The building that is home to Schiit Audio resides just a few hours north of Los Angeles. The Made-In-The-USA company is housed in a unassuming commercial building with no outward facing signage other than a small logo placed upon the entryway.
Tremendous growth has pushed the company’s employee count up to a 16 members along with sales numbers that would make many an audio company green with jealousy. Granted, Schiit Audio’s budget economics put them in significant contrast to much of the high price, low volume approach from the high end but the significance of their rampant progress in the upward direction can’t be overlooked.
No product category appears to be out of reach for Schiit Audio. In recent year’s the company has produced amplification and DAC options that range from $79 to $2,299 and everywhere in-between. Amps run either solid state or tube topologies and the company even produces a $129 phono pre that services both moving coil and moving magnet technologies.
All of this electronic wonderment is constructed and assembled in the USA. The shiny red boards are from the east coast, the casework is banged out in the San Fernando Valley and the rest is designed and assembled together in the space in Velencia. I have been on many factory tours since I started this audio journey, and the Schiit space I saw was impressively big for a company that didn’t exist less than 6 years ago. The company is even expanding beyond its current confines by assimilating the shipping space from its adjacent buildings. Assembly and repair take place underneath the high-ceiling warehouse and office space decorated with music memorability, catchy advertising copy and a few electric guitars.
Along the far wall, stacked together and placed on what looks like cafeteria trays stands a majestic monument to the burn in process. All devices get quality checked and burned in for a minimum of 1 day (some products up to four).

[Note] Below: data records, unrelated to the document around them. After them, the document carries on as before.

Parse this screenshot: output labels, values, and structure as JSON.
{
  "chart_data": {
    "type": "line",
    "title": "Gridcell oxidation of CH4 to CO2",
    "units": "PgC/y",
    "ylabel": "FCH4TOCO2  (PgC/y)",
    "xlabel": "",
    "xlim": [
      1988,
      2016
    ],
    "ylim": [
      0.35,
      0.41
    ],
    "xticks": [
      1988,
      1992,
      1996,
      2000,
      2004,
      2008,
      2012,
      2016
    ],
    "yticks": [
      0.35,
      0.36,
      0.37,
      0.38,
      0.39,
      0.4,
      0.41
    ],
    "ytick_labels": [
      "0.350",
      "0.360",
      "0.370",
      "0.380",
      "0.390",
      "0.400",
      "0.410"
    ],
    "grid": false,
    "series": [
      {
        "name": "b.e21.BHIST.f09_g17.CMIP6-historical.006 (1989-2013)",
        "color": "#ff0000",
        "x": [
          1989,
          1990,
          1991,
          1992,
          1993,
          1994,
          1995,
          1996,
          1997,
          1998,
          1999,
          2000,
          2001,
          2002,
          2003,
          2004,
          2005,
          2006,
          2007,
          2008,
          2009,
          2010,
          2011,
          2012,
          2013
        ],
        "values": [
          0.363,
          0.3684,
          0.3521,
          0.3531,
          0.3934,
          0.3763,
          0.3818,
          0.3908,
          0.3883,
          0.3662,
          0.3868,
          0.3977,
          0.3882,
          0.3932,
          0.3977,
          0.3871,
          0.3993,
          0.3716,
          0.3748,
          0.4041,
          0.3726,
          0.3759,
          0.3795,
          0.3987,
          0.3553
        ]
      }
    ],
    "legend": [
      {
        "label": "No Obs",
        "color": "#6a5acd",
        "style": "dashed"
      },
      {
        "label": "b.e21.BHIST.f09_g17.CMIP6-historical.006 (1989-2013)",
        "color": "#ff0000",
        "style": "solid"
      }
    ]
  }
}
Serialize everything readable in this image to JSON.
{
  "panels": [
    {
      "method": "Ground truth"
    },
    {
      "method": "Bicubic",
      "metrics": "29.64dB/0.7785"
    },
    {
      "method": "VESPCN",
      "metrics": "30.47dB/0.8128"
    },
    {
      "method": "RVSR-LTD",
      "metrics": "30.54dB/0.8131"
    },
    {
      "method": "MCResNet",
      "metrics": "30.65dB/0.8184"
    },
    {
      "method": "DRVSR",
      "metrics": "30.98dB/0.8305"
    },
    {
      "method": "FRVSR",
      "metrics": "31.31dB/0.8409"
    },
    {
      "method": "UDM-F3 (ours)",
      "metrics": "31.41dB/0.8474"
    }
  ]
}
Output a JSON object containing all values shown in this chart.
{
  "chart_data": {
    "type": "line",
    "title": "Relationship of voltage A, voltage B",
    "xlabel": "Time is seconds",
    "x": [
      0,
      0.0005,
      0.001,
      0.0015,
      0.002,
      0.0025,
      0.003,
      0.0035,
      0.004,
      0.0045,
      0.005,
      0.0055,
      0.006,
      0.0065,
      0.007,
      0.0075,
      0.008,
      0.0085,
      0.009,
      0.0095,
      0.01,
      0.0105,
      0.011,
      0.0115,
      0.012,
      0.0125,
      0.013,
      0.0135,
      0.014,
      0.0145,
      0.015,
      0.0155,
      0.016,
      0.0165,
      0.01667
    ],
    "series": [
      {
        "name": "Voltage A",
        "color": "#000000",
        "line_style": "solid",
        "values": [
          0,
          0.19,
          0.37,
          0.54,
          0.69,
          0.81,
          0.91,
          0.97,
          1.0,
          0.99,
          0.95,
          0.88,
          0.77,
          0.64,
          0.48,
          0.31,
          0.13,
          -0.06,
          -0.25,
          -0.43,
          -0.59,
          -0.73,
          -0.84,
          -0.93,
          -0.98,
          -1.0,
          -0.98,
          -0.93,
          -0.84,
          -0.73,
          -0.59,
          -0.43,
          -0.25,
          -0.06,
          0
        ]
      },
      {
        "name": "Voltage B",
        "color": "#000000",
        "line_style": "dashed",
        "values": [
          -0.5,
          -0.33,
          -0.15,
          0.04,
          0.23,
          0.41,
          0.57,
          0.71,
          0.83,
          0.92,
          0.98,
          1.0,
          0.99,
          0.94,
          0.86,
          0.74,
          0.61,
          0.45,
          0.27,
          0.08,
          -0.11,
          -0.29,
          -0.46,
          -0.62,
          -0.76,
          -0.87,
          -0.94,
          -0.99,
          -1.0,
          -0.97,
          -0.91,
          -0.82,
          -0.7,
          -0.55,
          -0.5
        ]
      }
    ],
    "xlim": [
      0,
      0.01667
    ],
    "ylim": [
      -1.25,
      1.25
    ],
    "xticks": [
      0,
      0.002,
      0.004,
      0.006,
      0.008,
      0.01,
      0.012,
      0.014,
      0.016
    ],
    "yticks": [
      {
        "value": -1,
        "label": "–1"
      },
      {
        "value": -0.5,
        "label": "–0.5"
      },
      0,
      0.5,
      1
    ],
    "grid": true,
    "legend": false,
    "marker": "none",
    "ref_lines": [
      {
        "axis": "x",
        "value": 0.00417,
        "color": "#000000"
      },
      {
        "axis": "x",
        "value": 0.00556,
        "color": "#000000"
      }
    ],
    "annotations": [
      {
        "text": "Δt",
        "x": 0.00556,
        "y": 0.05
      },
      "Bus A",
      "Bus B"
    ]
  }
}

Tubes are matched and amps are auditioned before they get sent out.
Generally parts come ready to be assembled to the warehouse. Internals are soldered and lids are attached at stations like the image above. If the product is digital, two to three programs are also loaded into the silicone before being tested.
The space required for all this construction and storage is even more than Schiit had initially available. Recent expansions needed to be made in order to create more room for shipping and construction. In addition to the warehouse, the building also houses office and design space for the rest of the company’s operations.
Vistiors to the office space will currently spy some test gear consisting of the latest hot “budget” audiophile loudspeakers. Attached to Schiit’s flagship headphone and loudspeaker amplifier Ragnarok ($1,699) in the upstairs office were a pair of Magnepane and the Spatial M4 Turbo – both highlights for the more wallet-friendly end of 2 channel. In a separate rig, a pair of Zu Omens with a custom paint job can be found along with an assortment of bookshelf options stacked along a wall. Traditionally the company has been firmly panted in personal audio, but recent room displays at audio shows are eluding to even more expansion into loudspeaker audio than just the combo Ragnarok amplifier.
The men at the helm of Schiit consists of Jason Stoddard and Mike Moffat (formally of Theta). Pictured above with designer of code (and engineer) Dave Kerstetter, the team has expanded the company from very Apple-like beginnings in a garage. From my conversations with Jason, it becomes clear that the company’s digital acumen has no doubt contributed to that success. Forgoing the dealer network of old, the company sells direct from its website and harnesses a digital savvy that few audio companies have yet to grasp. Of course, the task of digital marketing is made easier by products that reign in at less than $300 bucks, but its hands off approach is surprisingly effective considering most consumers buy their wares sight-unseen. As of such, the weight of online communities like Reddit (who favor budget values) is paramount to their success. Providing both a substitute for the audition process (via user recommendations) and direct-to-cart lead generation, the entire process could be mistaken for an impulse buy at the checkout counter given the right personality. Its no doubt a good mistake to make for the masses. The forward-thinking of models like this that long existed in other realms of commerce have been very slow to be adopted by audio manufacturers, who in many cases attempt to filter all sales through a single phone call touchpoint. The company appears to have its branding appropriately aligned with intended market. Many attempts to bring traditionally 2 channel brands “down” to the headphone market hit like a round peg to a square hole. But Schiit Audio has struck a chord with its fan base, and if I had to guess, I’d say it was a power one. Like a root and 5th firmly planted through a Marshall stack the in the dirty basement of a punk club at 2am on a Saturday, the company is making an impression among its impressionable audience.
Schiit has been at its San Clarita location since 2013. The plant is conveniently located in the area’s largest industrial park and not far from home and highway exit. Jason also likes San Clarita’s business-friendly sensibilities. The northern LA location no doubt presents itself as more cost-effective proposition than other industrial options close by. Professional growth in Santa Monica and the “Silicon Beach” area have caused a massive influx driving real-estate to inflated levels, even for Los Angeles. Schiit maintains its margins while keeping to its US roots, a feat which has become increasingly rare in audio.